Es difícil darle la razón absoluta a nadie. En primer lugar, porque no hay nada más abominable que el absolutismo y, en segunda instancia, porque nadie puede arrogarse la capacidad de darle la razón a nadie que no sea uno mismo; y ahí está el quid de la cuestión: uno, si es honesto, ha de tener suficientes argumentos para darse la razón.

Hemos avanzado mucho, indiscutiblemente, en la concreción de un espacio de diálogo. Ahora, solo falta rematar la cosa con un poquito de humildad.

Me he pasado la vida sin acabar de concluir mis afectos ideológicos;  me he quedado colgado en la Primera Internacional, entre Marx y Bakunin. Tengo claro que, al menos en España, el mayor número de víctimas las han puesto siempre los anarquistas, pero también me da la impresión de que los anarquistas han sido los más toca huevos a la hora de cambiar las cosas.

Tengo la impresión de que los comunistas son los hermanos mayores de los anarquistas. Entre hermanos siempre ha habido una relación amor-odio insuperable.

No quiero dilatarme en pormenores de la Guerra Civil en España, de la dicotomía República-Revolución, que etimológicamente suscribo la versión del anarquismo pero que, en la vida misma donde no existe espacio para los sueños, el comunismo tiene razón. A fin de cuentas, no vale con querer; sobre todo, hay que poder. Y es un hecho: los comunistas fueron los únicos y últimos socios leales de la II República de España.

Croniamental

viernes, 3 de junio de 2016

EL BÚNKER DE MIAJA

Estoy inmerso en el trabajo de construir un guión para un documental sobre el búnker de Miaja, la posición Jaca y el ministerio de Hacienda, enclaves de los mandos del ejército republicano y la Junta de Defensa de Madrid durante la Guerra Civil.

Después de muchos años en el olvido, el Ayuntamiento de Madrid, gobernado por Ahora Madrid, ha decidido abrir al público el emblemático búnker. Un búnker creado para la defensa de ataques aéreos que nunca se llegaron a producir y lugar donde el siniestro coronel Segismundo Casado pergeñó el golpe militar contra la República en sus últimas horas, impidiendo la huida de los defensores del Madrid republicano y provocando la muerte de miles de comunistas a manos de Franco.

Espero que el documental esclarezca puntos sobre la Guerra Civil que aún hoy son ignorados o perversamente explicados, tales como que la República no solo se tuvo que enfrentar al ejército africanista, a la legión y a los ejércitos de Hitler y Mussolini sino, también, a las “democracias” europeas que, interesadas en que la Guerra Civil acabara cuanto antes, tomaron partido por Franco. Así como que, mientras la República tuvo que pagar al contado el apoyo de la URSS de Stalin, el ejército de Franco recibió las ayudas de sus aliados a crédito; crédito que, una vez acabada la guerra, tuvimos que pagar todos los españoles a un interés de usura, con sangre, sudor y lágrimas.

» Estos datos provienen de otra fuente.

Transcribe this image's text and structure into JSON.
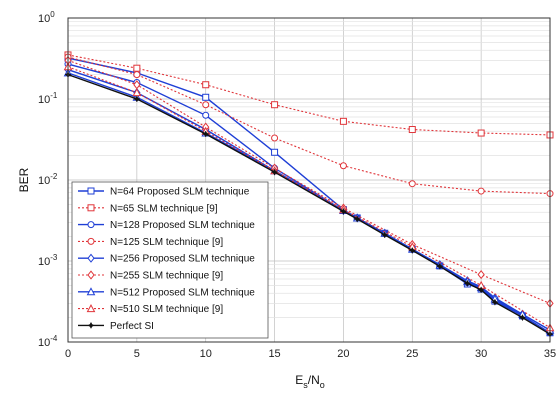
{
  "chart_data": {
    "type": "line",
    "title": "",
    "xlabel": "Es/No",
    "xlabel_main": "E",
    "xlabel_sub1": "s",
    "xlabel_mid": "/N",
    "xlabel_sub2": "o",
    "ylabel": "BER",
    "xlim": [
      0,
      35
    ],
    "ylim": [
      0.0001,
      1
    ],
    "yscale": "log",
    "grid": true,
    "legend_position": "bottom-left",
    "x_ticks": [
      "0",
      "5",
      "10",
      "15",
      "20",
      "25",
      "30",
      "35"
    ],
    "y_ticks": [
      {
        "base": "10",
        "exp": "-4"
      },
      {
        "base": "10",
        "exp": "-3"
      },
      {
        "base": "10",
        "exp": "-2"
      },
      {
        "base": "10",
        "exp": "-1"
      },
      {
        "base": "10",
        "exp": "0"
      }
    ],
    "series": [
      {
        "name": "N=64 Proposed SLM technique",
        "color": "#1f3fd6",
        "dash": "solid",
        "marker": "square",
        "x": [
          0,
          5,
          10,
          15,
          20,
          21,
          23,
          25,
          27,
          29,
          30,
          31,
          33,
          35
        ],
        "y": [
          0.32,
          0.21,
          0.105,
          0.022,
          0.0043,
          0.0034,
          0.0022,
          0.0014,
          0.00087,
          0.00052,
          0.00045,
          0.00032,
          0.00021,
          0.00013
        ]
      },
      {
        "name": "N=65 SLM technique [9]",
        "color": "#e0353a",
        "dash": "dot",
        "marker": "square",
        "x": [
          0,
          5,
          10,
          15,
          20,
          25,
          30,
          35
        ],
        "y": [
          0.35,
          0.24,
          0.15,
          0.085,
          0.053,
          0.042,
          0.038,
          0.036
        ]
      },
      {
        "name": "N=128 Proposed SLM technique",
        "color": "#1f3fd6",
        "dash": "solid",
        "marker": "circle",
        "x": [
          0,
          5,
          10,
          15,
          20,
          21,
          23,
          25,
          27,
          29,
          30,
          31,
          33,
          35
        ],
        "y": [
          0.27,
          0.16,
          0.063,
          0.014,
          0.0042,
          0.0034,
          0.0022,
          0.0014,
          0.00088,
          0.00054,
          0.00046,
          0.00033,
          0.00021,
          0.00013
        ]
      },
      {
        "name": "N=125 SLM technique [9]",
        "color": "#e0353a",
        "dash": "dot",
        "marker": "circle",
        "x": [
          0,
          5,
          10,
          15,
          20,
          25,
          30,
          35
        ],
        "y": [
          0.33,
          0.2,
          0.085,
          0.033,
          0.015,
          0.009,
          0.0073,
          0.0068
        ]
      },
      {
        "name": "N=256 Proposed SLM technique",
        "color": "#1f3fd6",
        "dash": "solid",
        "marker": "diamond",
        "x": [
          0,
          5,
          10,
          15,
          20,
          21,
          23,
          25,
          27,
          29,
          30,
          31,
          33,
          35
        ],
        "y": [
          0.23,
          0.12,
          0.042,
          0.013,
          0.0042,
          0.0034,
          0.0022,
          0.0014,
          0.0009,
          0.00057,
          0.00048,
          0.00035,
          0.00022,
          0.00014
        ]
      },
      {
        "name": "N=255 SLM technique [9]",
        "color": "#e0353a",
        "dash": "dot",
        "marker": "diamond",
        "x": [
          0,
          5,
          10,
          15,
          20,
          25,
          30,
          35
        ],
        "y": [
          0.3,
          0.15,
          0.045,
          0.014,
          0.0045,
          0.0016,
          0.00068,
          0.0003
        ]
      },
      {
        "name": "N=512 Proposed SLM technique",
        "color": "#1f3fd6",
        "dash": "solid",
        "marker": "triangle",
        "x": [
          0,
          5,
          10,
          15,
          20,
          21,
          23,
          25,
          27,
          29,
          30,
          31,
          33,
          35
        ],
        "y": [
          0.21,
          0.105,
          0.038,
          0.013,
          0.0042,
          0.0034,
          0.0022,
          0.0014,
          0.00089,
          0.00056,
          0.00047,
          0.00034,
          0.00022,
          0.00014
        ]
      },
      {
        "name": "N=510 SLM technique [9]",
        "color": "#e0353a",
        "dash": "dot",
        "marker": "triangle",
        "x": [
          0,
          5,
          10,
          15,
          20,
          25,
          30,
          35
        ],
        "y": [
          0.25,
          0.12,
          0.04,
          0.013,
          0.0043,
          0.0015,
          0.0005,
          0.00015
        ]
      },
      {
        "name": "Perfect SI",
        "color": "#111111",
        "dash": "solid",
        "marker": "star",
        "x": [
          0,
          5,
          10,
          15,
          20,
          21,
          23,
          25,
          27,
          29,
          30,
          31,
          33,
          35
        ],
        "y": [
          0.2,
          0.1,
          0.037,
          0.0125,
          0.0041,
          0.0033,
          0.0021,
          0.00135,
          0.00086,
          0.00053,
          0.00044,
          0.00031,
          0.0002,
          0.000125
        ]
      }
    ]
  }
}
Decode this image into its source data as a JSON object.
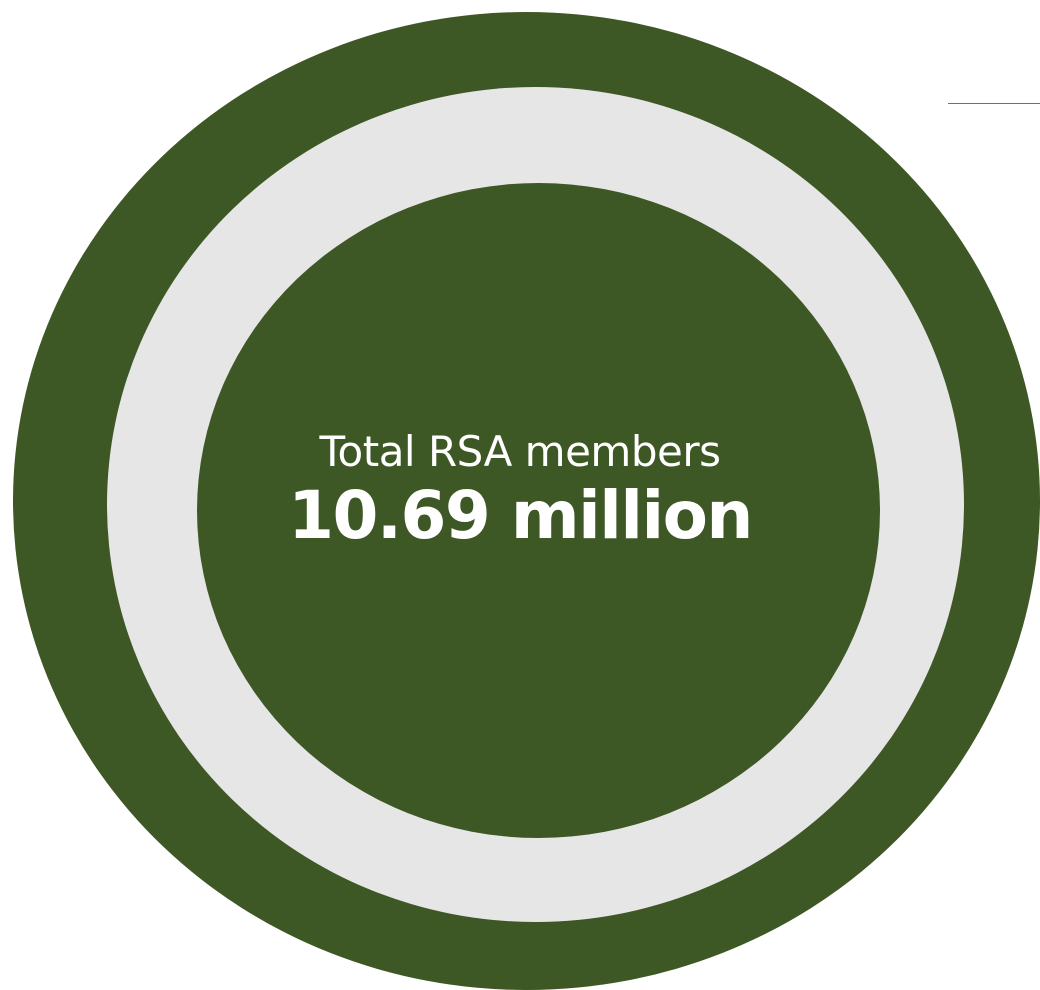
{
  "metric": {
    "label": "Total RSA members",
    "value": "10.69 million"
  },
  "colors": {
    "ring_green": "#3d5725",
    "ring_grey": "#e6e6e6",
    "text": "#ffffff",
    "accent_line": "#4a6fe0"
  }
}
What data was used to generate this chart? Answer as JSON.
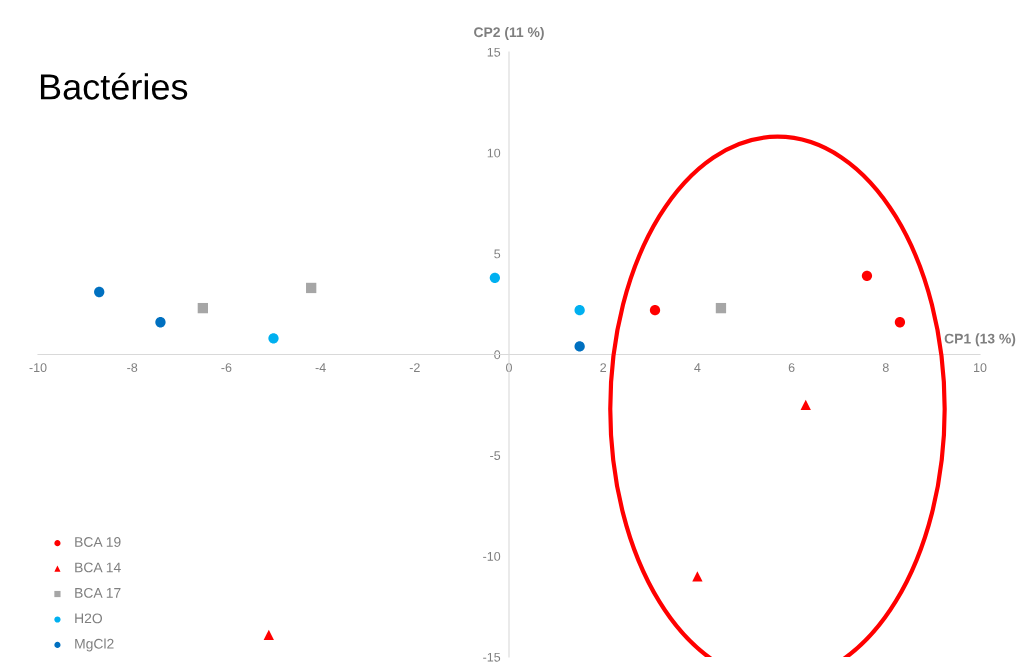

La recuperación del búnker de Miaja puede ser un paso más para recuperar la dignidad de los perdedores de la Guerra Civil. Lamentablemente, la República no solo perdió la guerra sino también la paz; en esto último tuvo mucho que ver el siniestro Casado. La República ya nunca podrá ganar la guerra, pero sí la paz, y la ganará cuando la dignidad y el patrimonio de los perdedores sean, de una vez por todas, restituidos.

Hoy tenemos la ocasión única de cerrar definitivamente las heridas de la Guerra Civil y eso pasa por recuperar la memoria histórica, poner en valor el relato veraz de todo lo que nos pasó y poner a cada cual en el lugar que, por justicia, le corresponde en nuestra historia.